XIII Edición

Curso 2016 - 2017

Alejandro Quintana

La cabaña del ciego mudo 

Tomás Arquer de la Prada, 17 años  

                Colegio Tabladilla (Sevilla)  

Hacía unos meses que los ecos de la guerra habían llegado hasta las montañas. A veces era un avión que surcaba el cielo para pasar entre los picos; a veces el sonido lejano del frente; a veces una comitiva de automóviles y carros de combate…
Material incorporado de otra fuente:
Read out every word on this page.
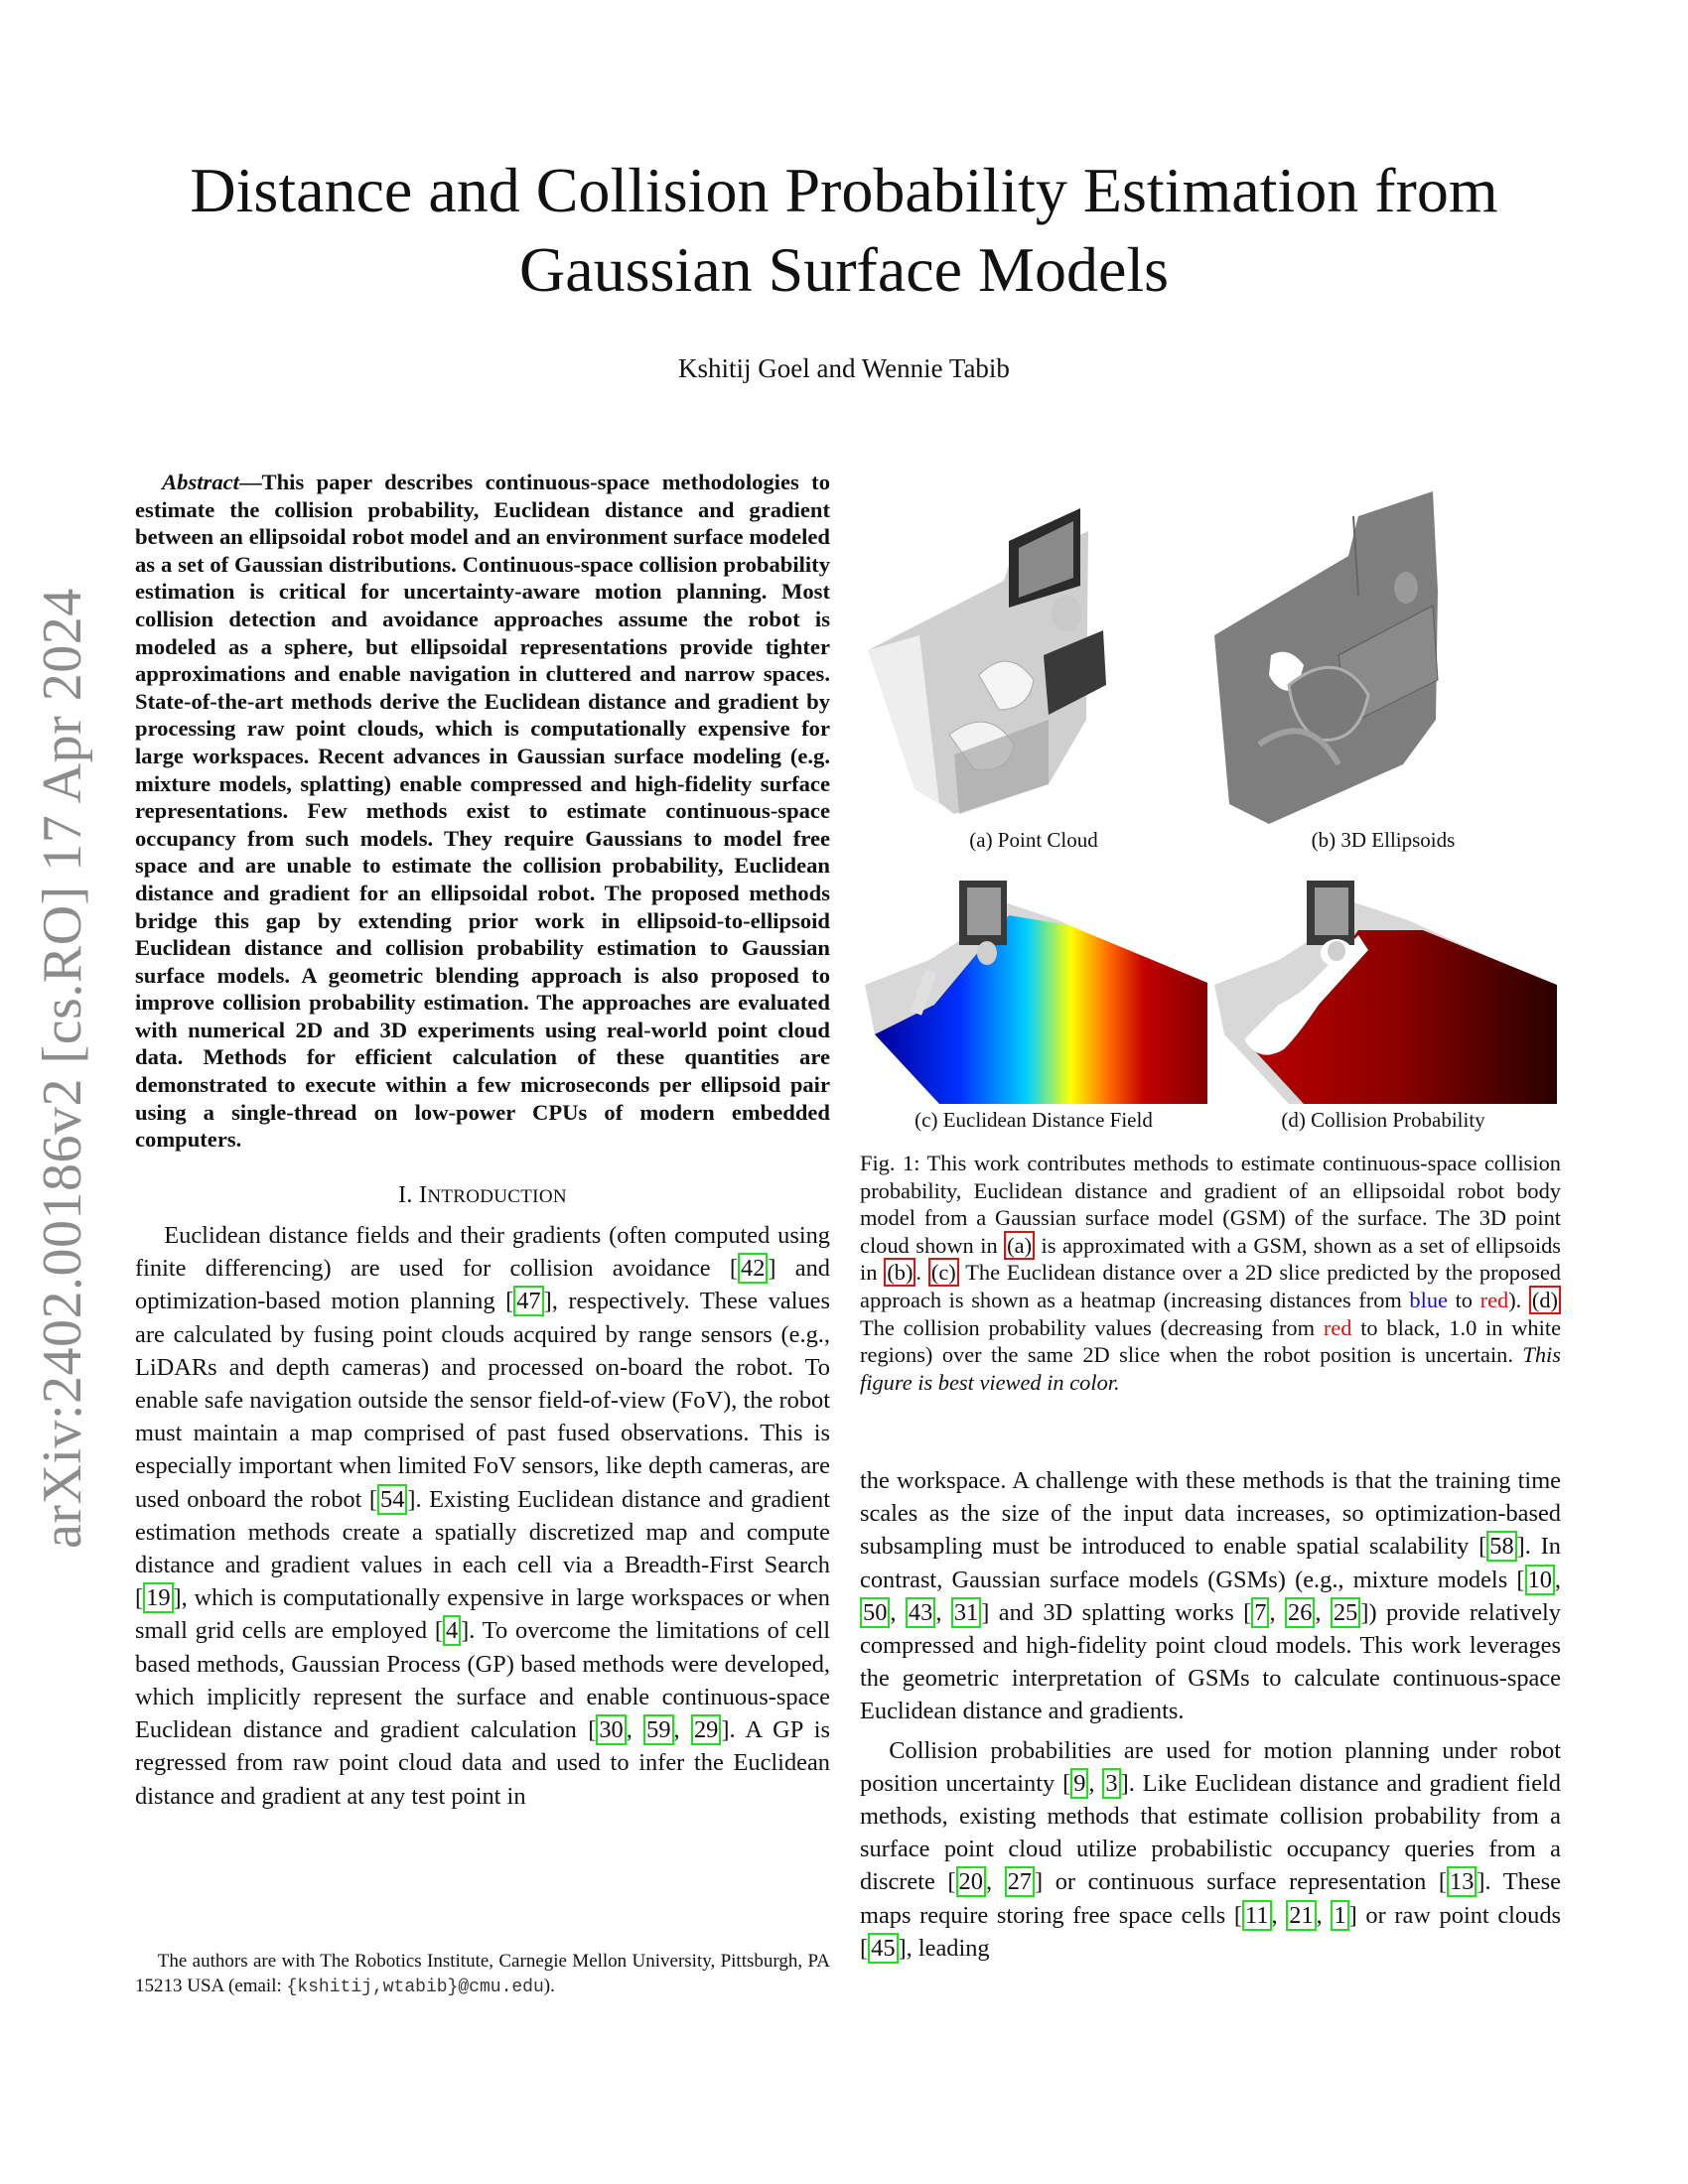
arXiv:2402.00186v2 [cs.RO] 17 Apr 2024
Distance and Collision Probability Estimation from
Gaussian Surface Models
Kshitij Goel and Wennie Tabib

Abstract—This paper describes continuous-space methodologies to estimate the collision probability, Euclidean distance and gradient between an ellipsoidal robot model and an environment surface modeled as a set of Gaussian distributions. Continuous-space collision probability estimation is critical for uncertainty-aware motion planning. Most collision detection and avoidance approaches assume the robot is modeled as a sphere, but ellipsoidal representations provide tighter approximations and enable navigation in cluttered and narrow spaces. State-of-the-art methods derive the Euclidean distance and gradient by processing raw point clouds, which is computationally expensive for large workspaces. Recent advances in Gaussian surface modeling (e.g. mixture models, splatting) enable compressed and high-fidelity surface representations. Few methods exist to estimate continuous-space occupancy from such models. They require Gaussians to model free space and are unable to estimate the collision probability, Euclidean distance and gradient for an ellipsoidal robot. The proposed methods bridge this gap by extending prior work in ellipsoid-to-ellipsoid Euclidean distance and collision probability estimation to Gaussian surface models. A geometric blending approach is also proposed to improve collision probability estimation. The approaches are evaluated with numerical 2D and 3D experiments using real-world point cloud data. Methods for efficient calculation of these quantities are demonstrated to execute within a few microseconds per ellipsoid pair using a single-thread on low-power CPUs of modern embedded computers.

I. INTRODUCTION

Euclidean distance fields and their gradients (often computed using finite differencing) are used for collision avoidance [ 42 ] and optimization-based motion planning [ 47 ], respectively. These values are calculated by fusing point clouds acquired by range sensors (e.g., LiDARs and depth cameras) and processed on-board the robot. To enable safe navigation outside the sensor field-of-view (FoV), the robot must maintain a map comprised of past fused observations. This is especially important when limited FoV sensors, like depth cameras, are used onboard the robot [ 54 ]. Existing Euclidean distance and gradient estimation methods create a spatially discretized map and compute distance and gradient values in each cell via a Breadth-First Search [ 19 ], which is computationally expensive in large workspaces or when small grid cells are employed [ 4 ]. To overcome the limitations of cell based methods, Gaussian Process (GP) based methods were developed, which implicitly represent the surface and enable continuous-space Euclidean distance and gradient calculation [ 30 , 59 , 29 ]. A GP is regressed from raw point cloud data and used to infer the Euclidean distance and gradient at any test point in

The authors are with The Robotics Institute, Carnegie Mellon University, Pittsburgh, PA 15213 USA (email: {kshitij,wtabib}@cmu.edu).

(a) Point Cloud	(b) 3D Ellipsoids
(c) Euclidean Distance Field	(d) Collision Probability

Fig. 1: This work contributes methods to estimate continuous-space collision probability, Euclidean distance and gradient of an ellipsoidal robot body model from a Gaussian surface model (GSM) of the surface. The 3D point cloud shown in (a) is approximated with a GSM, shown as a set of ellipsoids in (b) . (c) The Euclidean distance over a 2D slice predicted by the proposed approach is shown as a heatmap (increasing distances from blue to red). (d) The collision probability values (decreasing from red to black, 1.0 in white regions) over the same 2D slice when the robot position is uncertain. This figure is best viewed in color.

the workspace. A challenge with these methods is that the training time scales as the size of the input data increases, so optimization-based subsampling must be introduced to enable spatial scalability [ 58 ]. In contrast, Gaussian surface models (GSMs) (e.g., mixture models [ 10 , 50 , 43 , 31 ] and 3D splatting works [ 7 , 26 , 25 ]) provide relatively compressed and high-fidelity point cloud models. This work leverages the geometric interpretation of GSMs to calculate continuous-space Euclidean distance and gradients.

Collision probabilities are used for motion planning under robot position uncertainty [ 9 , 3 ]. Like Euclidean distance and gradient field methods, existing methods that estimate collision probability from a surface point cloud utilize probabilistic occupancy queries from a discrete [ 20 , 27 ] or continuous surface representation [ 13 ]. These maps require storing free space cells [ 11 , 21 , 1 ] or raw point clouds [ 45 ], leading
A Manuel poco le importaba, pues nació ciego y mudo. No sabía qué era la guerra. De hecho, tampoco sabía qué eran las montañas, pues nadie había logrado atarle los lazos que mueven el pensamiento. Había vivido en silencio y oscuridad, un silencio y una negrura crueles que le envolvían a todas horas, incluso en sueños, pues la falta de estímulos visuales hacía que sus sueños fuesen sucesiones de nada.

Algo rompió ese silencio: un ruido lejano, solo perceptible para los atentos oídos del anciano. Poco a poco el volumen fue creciendo hasta hacerse atronador. El viejo, aunque incómodo por el estrépito, se sentó ante su cabaña. Frente a ella pasaba el camino, desde donde le llegaba el ruido de los motores. Manuel vinculaba uno de esos motores a la comida y alguna compañía. Por eso se sentaba a la puerta.

Aquel día, cuando notó que el ruido estaba a pocos metros de él, levantó el dedo pulgar. Enseguida oyó algunas risas. Sabía que lucía una estampa ridícula, pero si no hacía aquel gesto, no tendría nada para comer. Las risas parecían querer llenarse la boca con todo el silencio del valle para expulsarlo de una vez. El viejo se sorprendió.

«Risas de color verde», pensó para sus adentros. «¡Vaya novedad!».

Cuando las carcajadas cesaron, oyó unas palabras que no entendió:

—¿Es esta la cabaña del ciego mudo, mi sargento?

—Sí, soldado. Pregúntale si ha habido alguien que haya pasado por aquí que no fuéramos nosotros.

—Señor, pero si no puede hablar…

El viejo asentía sonriente sin comprenderles, alzando el pulgar arriba cada vez que creía que se dirigían a él. Tenía claro que esas personas eran distintas a las que siempre venían a alimentarle. Fue entonces cuando un militar dijo algo en un tono peculiar que el viejo conocía a la perfección.

—¿Y si le damos algo de comer, sargento?

La voz mostraba una inseguridad que sonaba a reproche. El anciano sabía que cuando alguien utilizaba aquella escala, él debía sonreír de oreja a oreja. Siempre funcionaba.

—Pobre viejo… —dijo el sargento—. Mirad sus dientes: los pocos que le quedan los tiene destrozados. Y está en los huesos… No vivirá si no le damos de comer. Pepe, ¿qué llevamos en el talego?

—Señor, solo nos sobra un paquete de chorizo en lonchas.

—Dáselo y vámonos. No quiero que nos convirtamos en un blanco fácil para el enemigo.

El viejo, que tendía la mano desde hacía un rato, no se sorprendió cuando notó que le ponían aquel alimento en la palma. Enseguida se lo llevó a la boca. Un nuevo sabor llenó su paladar; estaba delicioso.

La expresión que puso debió de satisfacer a los militares, pues una carcajada conjunta restalló por todo el valle. Poco después, los ruidos de motor se alejaban. Poco a poco volvió el silencio, quedando el anciano sumido en sus pensamientos.